Parmi les nombreuses solutions recherchées par un certain nombre d’épargnants, lors du choix d’un placement, l’assurance vie apparaît comme unmoyen simple et relativement efficace d’organiser une succession, permettant notamment, aux bénéficiaires, d’un tel dispositif de profiter d’un certain nombre d’avantages fiscaux particulièrement attractifs, même si les règles applicables ici en matière d’imposition se révèlent être assez complexes.
Il en est ainsi, par exemple, des assurances vie souscrites par un couple marié et dont le bénéficiaire est l’un des conjoints ; en effet, lorsque le régime matrimonial est la communauté légale réduite aux acquêts, les sommes d’argent ayant permis d’alimenter le placement restent une ressource commune, impliquant alors la réintégration de l’ensemble du capital versé dans l’actif successoral, les droits de succession n’étant toutefois perçus que sur la moitié des fonds ainsi procurés.

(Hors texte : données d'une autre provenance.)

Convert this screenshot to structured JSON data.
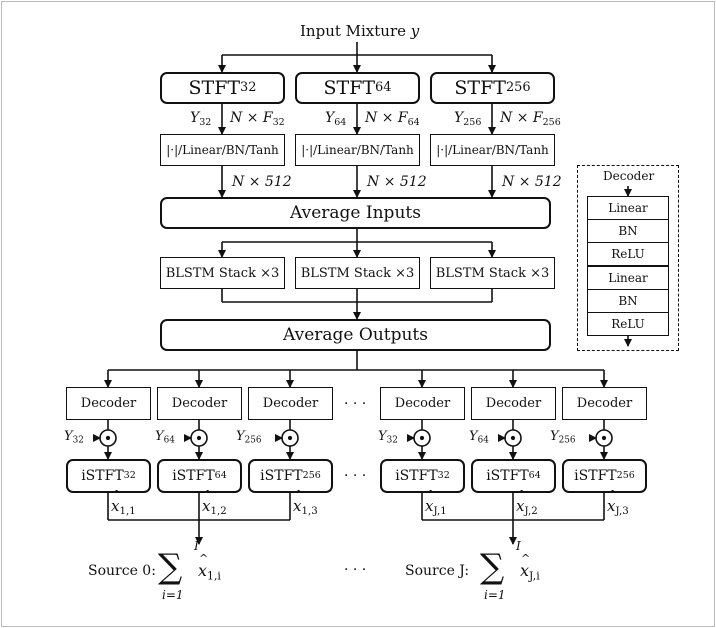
{
  "input": {
    "label": "Input Mixture ",
    "var": "y"
  },
  "stft": [
    {
      "main": "STFT",
      "sub": "32",
      "y": "Y",
      "ysub": "32",
      "dim": "N × F",
      "dimsub": "32"
    },
    {
      "main": "STFT",
      "sub": "64",
      "y": "Y",
      "ysub": "64",
      "dim": "N × F",
      "dimsub": "64"
    },
    {
      "main": "STFT",
      "sub": "256",
      "y": "Y",
      "ysub": "256",
      "dim": "N × F",
      "dimsub": "256"
    }
  ],
  "preproc_label": "|·|/Linear/BN/Tanh",
  "embed_dim": "N × 512",
  "average_inputs": "Average Inputs",
  "blstm_label": "BLSTM Stack ×3",
  "average_outputs": "Average Outputs",
  "decoder_label": "Decoder",
  "ellipsis": "· · ·",
  "branches": [
    {
      "y": "Y",
      "ysub": "32",
      "istft": "iSTFT",
      "isub": "32",
      "xhat": "x",
      "xsub": "1,1"
    },
    {
      "y": "Y",
      "ysub": "64",
      "istft": "iSTFT",
      "isub": "64",
      "xhat": "x",
      "xsub": "1,2"
    },
    {
      "y": "Y",
      "ysub": "256",
      "istft": "iSTFT",
      "isub": "256",
      "xhat": "x",
      "xsub": "1,3"
    },
    {
      "y": "Y",
      "ysub": "32",
      "istft": "iSTFT",
      "isub": "32",
      "xhat": "x",
      "xsub": "J,1"
    },
    {
      "y": "Y",
      "ysub": "64",
      "istft": "iSTFT",
      "isub": "64",
      "xhat": "x",
      "xsub": "J,2"
    },
    {
      "y": "Y",
      "ysub": "256",
      "istft": "iSTFT",
      "isub": "256",
      "xhat": "x",
      "xsub": "J,3"
    }
  ],
  "sources": [
    {
      "label": "Source 0:",
      "upper": "I",
      "lower": "i=1",
      "sigma": "∑",
      "term": "x",
      "termsub": "1,i"
    },
    {
      "label": "Source J:",
      "upper": "I",
      "lower": "i=1",
      "sigma": "∑",
      "term": "x",
      "termsub": "J,i"
    }
  ],
  "decoder_detail": {
    "title": "Decoder",
    "layers": [
      "Linear",
      "BN",
      "ReLU",
      "Linear",
      "BN",
      "ReLU"
    ]
  }
}
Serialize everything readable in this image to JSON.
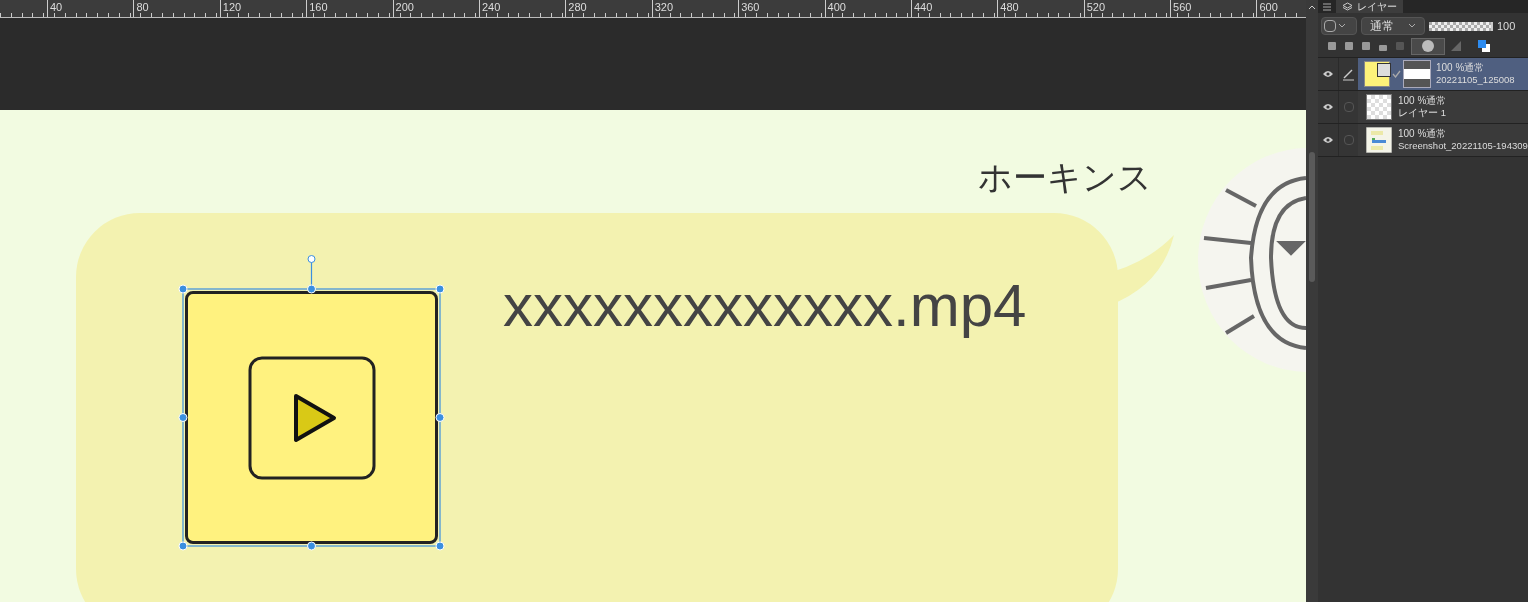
{
  "ruler": {
    "labels": [
      "40",
      "80",
      "120",
      "160",
      "200",
      "240",
      "280",
      "320",
      "360",
      "400",
      "440",
      "480",
      "520",
      "560",
      "600"
    ]
  },
  "canvas": {
    "speaker_name": "ホーキンス",
    "file_name": "xxxxxxxxxxxxx.mp4"
  },
  "layer_panel": {
    "tab": "レイヤー",
    "blend_mode": "通常",
    "opacity": "100",
    "opacity_slider": {
      "level": 1
    },
    "layers": [
      {
        "mode": "100 %通常",
        "name": "20221105_125008",
        "visible": true,
        "drawing_target": true,
        "selected": true,
        "kind": "masked"
      },
      {
        "mode": "100 %通常",
        "name": "レイヤー 1",
        "visible": true,
        "drawing_target": false,
        "selected": false,
        "kind": "transparent"
      },
      {
        "mode": "100 %通常",
        "name": "Screenshot_20221105-194309",
        "visible": true,
        "drawing_target": false,
        "selected": false
      }
    ]
  }
}
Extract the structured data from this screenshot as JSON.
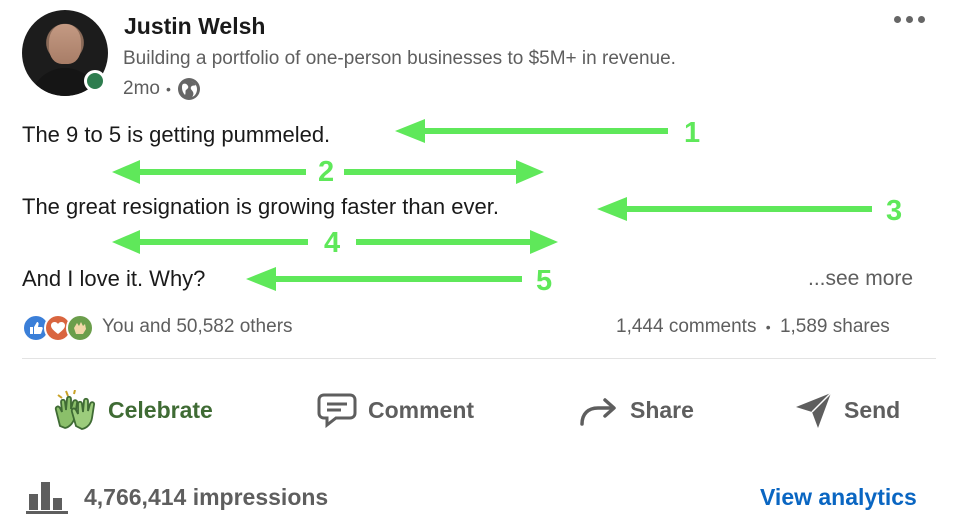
{
  "author": {
    "name": "Justin Welsh",
    "headline": "Building a portfolio of one-person businesses to $5M+ in revenue.",
    "time": "2mo",
    "separator": "•"
  },
  "post": {
    "line1": "The 9 to 5 is getting pummeled.",
    "line3": "The great resignation is growing faster than ever.",
    "line5": "And I love it. Why?",
    "see_more": "...see more"
  },
  "annotations": {
    "color": "#5fe85a",
    "numbers": [
      "1",
      "2",
      "3",
      "4",
      "5"
    ]
  },
  "social": {
    "reactions_text": "You and 50,582 others",
    "comments": "1,444 comments",
    "dot": "•",
    "shares": "1,589 shares"
  },
  "actions": {
    "celebrate": "Celebrate",
    "comment": "Comment",
    "share": "Share",
    "send": "Send"
  },
  "footer": {
    "impressions": "4,766,414 impressions",
    "analytics": "View analytics"
  },
  "colors": {
    "accent_link": "#0a66c2",
    "celebrate_green": "#3f6b34",
    "muted_text": "#5e5e5e"
  },
  "icons": [
    "more-options-icon",
    "globe-icon",
    "like-reaction-icon",
    "love-reaction-icon",
    "celebrate-reaction-icon",
    "celebrate-icon",
    "comment-icon",
    "share-icon",
    "send-icon",
    "analytics-bar-icon"
  ]
}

Afin de pallier à ce problème, un certain nombre de dispositions peuvent être prises dans le but d’éviter une telle augmentation des droits de succession, consistant notamment à alimenter l’assurance vie grâce à des biens propres à l’époux souscripteur, faisant ainsi du capital ainsi procuré un actif non intégrable dans la succession commune, une autre solution pouvant consister à opter pour un autre régime matrimonial, la communauté universelle avec clause d’attribution intégrale au conjoint survivant semblant ainsi tout indiquée en la matière ; enfin, il peut aussi être envisagé d’insérer, dans le contrat d’assurance vie, une clause de préciput ou encore d’effectuer une souscription commune tout en prévoyant le dénouement du contrat au premier décès.